Abelardo Botão planta lindas rosas na terra úmida porque acredita que ser visto é o primeiro passo para não morrer. Cada novo botão que brota é uma testemunha. Cada piscar lento é um 'estou aqui'. Seu jardim não cultiva beleza; cultiva presença. E presença é uma forma de amor!
Lúnula, sua filha, come os dias. Não por fome, mas por medo. Medo de que o tempo passe sem que ela o tenha provado, medo de que a vida escorra como tinta fresca e ela não tenha lambido os dedos. Há uma urgência triste em sua mastigação: ela quer digerir o mundo antes que o mundo a digira.
...Mastigar é sua maneira de permanecer!
Evelina Carícia trava uma guerra silenciosa com a própria mão esquerda. Uma parte dela quer acariciar; a outra, escrever poemas que ninguém entende. Uma parte quer ser mãe, esposa, mulher comum; a outra quer ser ventania, palavra solta, porcelana quebrada que ninguém cola. Existir, para ela, é negociar diariamente com a própria assimetria.
...E nessa negociação, há uma beleza exausta -- a beleza de quem acorda todas as manhãs e amarra a mão rebelde ao pulso com fios de cabelo da filha, dizendo: 'Hoje ainda sou eu'.
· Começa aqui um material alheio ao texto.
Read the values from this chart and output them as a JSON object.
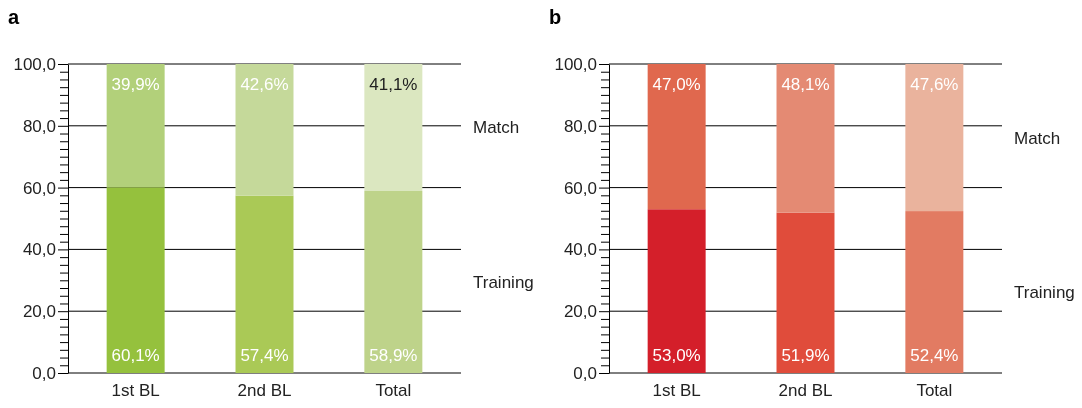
{
  "chart_data": [
    {
      "type": "bar",
      "title": "a",
      "stacked": true,
      "categories": [
        "1st BL",
        "2nd BL",
        "Total"
      ],
      "ylim": [
        0,
        100
      ],
      "yticks": [
        {
          "value": 0,
          "label": "0,0"
        },
        {
          "value": 2.5,
          "label": null
        },
        {
          "value": 5,
          "label": null
        },
        {
          "value": 7.5,
          "label": null
        },
        {
          "value": 10,
          "label": null
        },
        {
          "value": 12.5,
          "label": null
        },
        {
          "value": 15,
          "label": null
        },
        {
          "value": 17.5,
          "label": null
        },
        {
          "value": 20,
          "label": "20,0"
        },
        {
          "value": 22.5,
          "label": null
        },
        {
          "value": 25,
          "label": null
        },
        {
          "value": 27.5,
          "label": null
        },
        {
          "value": 30,
          "label": null
        },
        {
          "value": 32.5,
          "label": null
        },
        {
          "value": 35,
          "label": null
        },
        {
          "value": 37.5,
          "label": null
        },
        {
          "value": 40,
          "label": "40,0"
        },
        {
          "value": 42.5,
          "label": null
        },
        {
          "value": 45,
          "label": null
        },
        {
          "value": 47.5,
          "label": null
        },
        {
          "value": 50,
          "label": null
        },
        {
          "value": 52.5,
          "label": null
        },
        {
          "value": 55,
          "label": null
        },
        {
          "value": 57.5,
          "label": null
        },
        {
          "value": 60,
          "label": "60,0"
        },
        {
          "value": 62.5,
          "label": null
        },
        {
          "value": 65,
          "label": null
        },
        {
          "value": 67.5,
          "label": null
        },
        {
          "value": 70,
          "label": null
        },
        {
          "value": 72.5,
          "label": null
        },
        {
          "value": 75,
          "label": null
        },
        {
          "value": 77.5,
          "label": null
        },
        {
          "value": 80,
          "label": "80,0"
        },
        {
          "value": 82.5,
          "label": null
        },
        {
          "value": 85,
          "label": null
        },
        {
          "value": 87.5,
          "label": null
        },
        {
          "value": 90,
          "label": null
        },
        {
          "value": 92.5,
          "label": null
        },
        {
          "value": 95,
          "label": null
        },
        {
          "value": 97.5,
          "label": null
        },
        {
          "value": 100,
          "label": "100,0"
        }
      ],
      "grid": "y",
      "series": [
        {
          "name": "Training",
          "colors": [
            "#95c13d",
            "#aac956",
            "#bed38a"
          ],
          "values": [
            60.1,
            57.4,
            58.9
          ],
          "value_labels": [
            "60,1%",
            "57,4%",
            "58,9%"
          ]
        },
        {
          "name": "Match",
          "colors": [
            "#b2d07a",
            "#c5d99a",
            "#dbe7c0"
          ],
          "values": [
            39.9,
            42.6,
            41.1
          ],
          "value_labels": [
            "39,9%",
            "42,6%",
            "41,1%"
          ]
        }
      ]
    },
    {
      "type": "bar",
      "title": "b",
      "stacked": true,
      "categories": [
        "1st BL",
        "2nd BL",
        "Total"
      ],
      "ylim": [
        0,
        100
      ],
      "yticks": [
        {
          "value": 0,
          "label": "0,0"
        },
        {
          "value": 2.5,
          "label": null
        },
        {
          "value": 5,
          "label": null
        },
        {
          "value": 7.5,
          "label": null
        },
        {
          "value": 10,
          "label": null
        },
        {
          "value": 12.5,
          "label": null
        },
        {
          "value": 15,
          "label": null
        },
        {
          "value": 17.5,
          "label": null
        },
        {
          "value": 20,
          "label": "20,0"
        },
        {
          "value": 22.5,
          "label": null
        },
        {
          "value": 25,
          "label": null
        },
        {
          "value": 27.5,
          "label": null
        },
        {
          "value": 30,
          "label": null
        },
        {
          "value": 32.5,
          "label": null
        },
        {
          "value": 35,
          "label": null
        },
        {
          "value": 37.5,
          "label": null
        },
        {
          "value": 40,
          "label": "40,0"
        },
        {
          "value": 42.5,
          "label": null
        },
        {
          "value": 45,
          "label": null
        },
        {
          "value": 47.5,
          "label": null
        },
        {
          "value": 50,
          "label": null
        },
        {
          "value": 52.5,
          "label": null
        },
        {
          "value": 55,
          "label": null
        },
        {
          "value": 57.5,
          "label": null
        },
        {
          "value": 60,
          "label": "60,0"
        },
        {
          "value": 62.5,
          "label": null
        },
        {
          "value": 65,
          "label": null
        },
        {
          "value": 67.5,
          "label": null
        },
        {
          "value": 70,
          "label": null
        },
        {
          "value": 72.5,
          "label": null
        },
        {
          "value": 75,
          "label": null
        },
        {
          "value": 77.5,
          "label": null
        },
        {
          "value": 80,
          "label": "80,0"
        },
        {
          "value": 82.5,
          "label": null
        },
        {
          "value": 85,
          "label": null
        },
        {
          "value": 87.5,
          "label": null
        },
        {
          "value": 90,
          "label": null
        },
        {
          "value": 92.5,
          "label": null
        },
        {
          "value": 95,
          "label": null
        },
        {
          "value": 97.5,
          "label": null
        },
        {
          "value": 100,
          "label": "100,0"
        }
      ],
      "grid": "y",
      "series": [
        {
          "name": "Training",
          "colors": [
            "#d41f2a",
            "#e04c3b",
            "#e27b62"
          ],
          "values": [
            53.0,
            51.9,
            52.4
          ],
          "value_labels": [
            "53,0%",
            "51,9%",
            "52,4%"
          ]
        },
        {
          "name": "Match",
          "colors": [
            "#e0684e",
            "#e48a73",
            "#eab39d"
          ],
          "values": [
            47.0,
            48.1,
            47.6
          ],
          "value_labels": [
            "47,0%",
            "48,1%",
            "47,6%"
          ]
        }
      ]
    }
  ]
}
Madame Fuligem cultiva cinzas de cartas queimadas. Ela sabe que o amor, quando termina, não desaparece -- vira outro sentimento e matéria.!
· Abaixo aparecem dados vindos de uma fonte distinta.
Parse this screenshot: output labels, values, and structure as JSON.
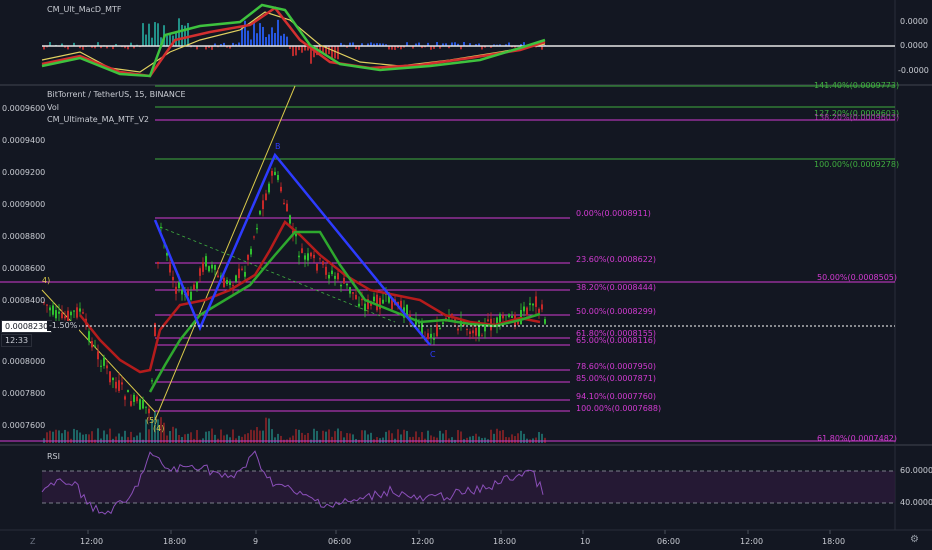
{
  "colors": {
    "background": "#131722",
    "axis_line": "#2a2e39",
    "text": "#c9ccd3",
    "fib_magenta": "#d23bd2",
    "fib_green": "#3fae3f",
    "pattern_blue": "#2d3bff",
    "yellow_line": "#d9c94a",
    "ma_red": "#b51c1c",
    "ma_green": "#2ea82e",
    "candle_up": "#2fbf2f",
    "candle_down": "#c62828",
    "rsi_line": "#8a4fb8",
    "rsi_band": "#2a1a3a",
    "macd_red": "#d32f2f",
    "macd_green": "#3ec23e",
    "macd_yellow": "#e0d060",
    "macd_hist_teal": "#26a69a",
    "macd_hist_blue": "#2962ff"
  },
  "macd_pane": {
    "title": "CM_Ult_MacD_MTF",
    "axis_labels": [
      "0.0000",
      "0.0000",
      "-0.0000"
    ]
  },
  "main_pane": {
    "symbol_title": "BitTorrent / TetherUS, 15, BINANCE",
    "study_vol": "Vol",
    "study_ma": "CM_Ultimate_MA_MTF_V2",
    "price_axis": [
      "0.0009600",
      "0.0009400",
      "0.0009200",
      "0.0009000",
      "0.0008800",
      "0.0008600",
      "0.0008400",
      "0.0008200",
      "0.0008000",
      "0.0007800",
      "0.0007600"
    ],
    "current_price": "0.0008230",
    "change_percent": "-1.50%",
    "countdown": "12:33",
    "left_edge_label": "4)",
    "pattern_labels": {
      "b": "B",
      "c": "C",
      "wave5": "(5)",
      "wave4": "(4)"
    },
    "fib_right": [
      {
        "text": "141.40%(0.0009773)",
        "color": "green"
      },
      {
        "text": "127.20%(0.0009603)",
        "color": "green"
      },
      {
        "text": "138.20%(0.0009603)",
        "color": "magenta"
      },
      {
        "text": "100.00%(0.0009278)",
        "color": "green"
      },
      {
        "text": "50.00%(0.0008505)",
        "color": "magenta"
      },
      {
        "text": "61.80%(0.0007482)",
        "color": "magenta"
      }
    ],
    "fib_mid": [
      {
        "text": "0.00%(0.0008911)"
      },
      {
        "text": "23.60%(0.0008622)"
      },
      {
        "text": "38.20%(0.0008444)"
      },
      {
        "text": "50.00%(0.0008299)"
      },
      {
        "text": "61.80%(0.0008155)"
      },
      {
        "text": "65.00%(0.0008116)"
      },
      {
        "text": "78.60%(0.0007950)"
      },
      {
        "text": "85.00%(0.0007871)"
      },
      {
        "text": "94.10%(0.0007760)"
      },
      {
        "text": "100.00%(0.0007688)"
      }
    ]
  },
  "rsi_pane": {
    "title": "RSI",
    "axis_labels": [
      "60.0000",
      "40.0000"
    ]
  },
  "time_axis": [
    "12:00",
    "18:00",
    "9",
    "06:00",
    "12:00",
    "18:00",
    "10",
    "06:00",
    "12:00",
    "18:00"
  ],
  "corner_left": "Z",
  "corner_right": "⚙"
}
...E o pó, quando plantado, pode florescer. Suas flores de fuligem são a prova de que nada se perde, tudo se transforma em outra forma de existir. Um amor queimado ainda pode ser um buquê. Uma despedida ainda pode ter perfume.
Doutor Osíris Câmara engarrafa sonhos.
Ele acredita que cada pesadelo removido é uma pequena vitória contra o escuro. Mas cobra um preço: uma lembrança feliz. Porque viver, para ele, é um equilíbrio contábil entre o terror e a alegria. E ele, com seus frascos e suas agulhas de cristal, é o guardião desse balanço.
Violeta-Caramujo carrega segredos nas costas. Sua concha espiralada é um diário vivo de tudo o que os outros não ousam dizer. Ela crescera com o peso das confissões e alegrias alheias, e quando não aguenta mais, sopra libélulas de vidro. Existir, para ela, é ser o lugar onde as verdades vão descansar. É um fardo, mas também uma honra!
Dona Amélia, a mulher-poltrona, acolhe.
Ela fundira-se ao estofado porque o mundo lhe pareceu vasto demais, e ela preferiu ser um ponto fixo. Um colo. Um abrigo. Quem senta em seu regaço esquece um pouco da dor, mas também esquece um pouco de si. Viver, para ela, é ser o esquecimento necessário.
...É o preço do consolo!
Todos eles são diferentes. Todos eles têm algo que não se encaixa, que sobra, que dói, que pulsa fora do ritmo. Mas é exatamente nisso que reside sua força.
...Porque a diferença não é uma falha.
É uma raiz!
Eles não querem ser como os outros. Querem apenas ser. E ser, para eles, é plantar olhos, comer dias, amarrar mãos, cultivar cinzas, engarrafar sonhos, carregar segredos, oferecer colo.
...Ser é um ato de amor!
E o amor, nesse lugar gótico e lindo, Entrelusco, não é ausência de escuridão.
...É a decisão de brotar dentro dela!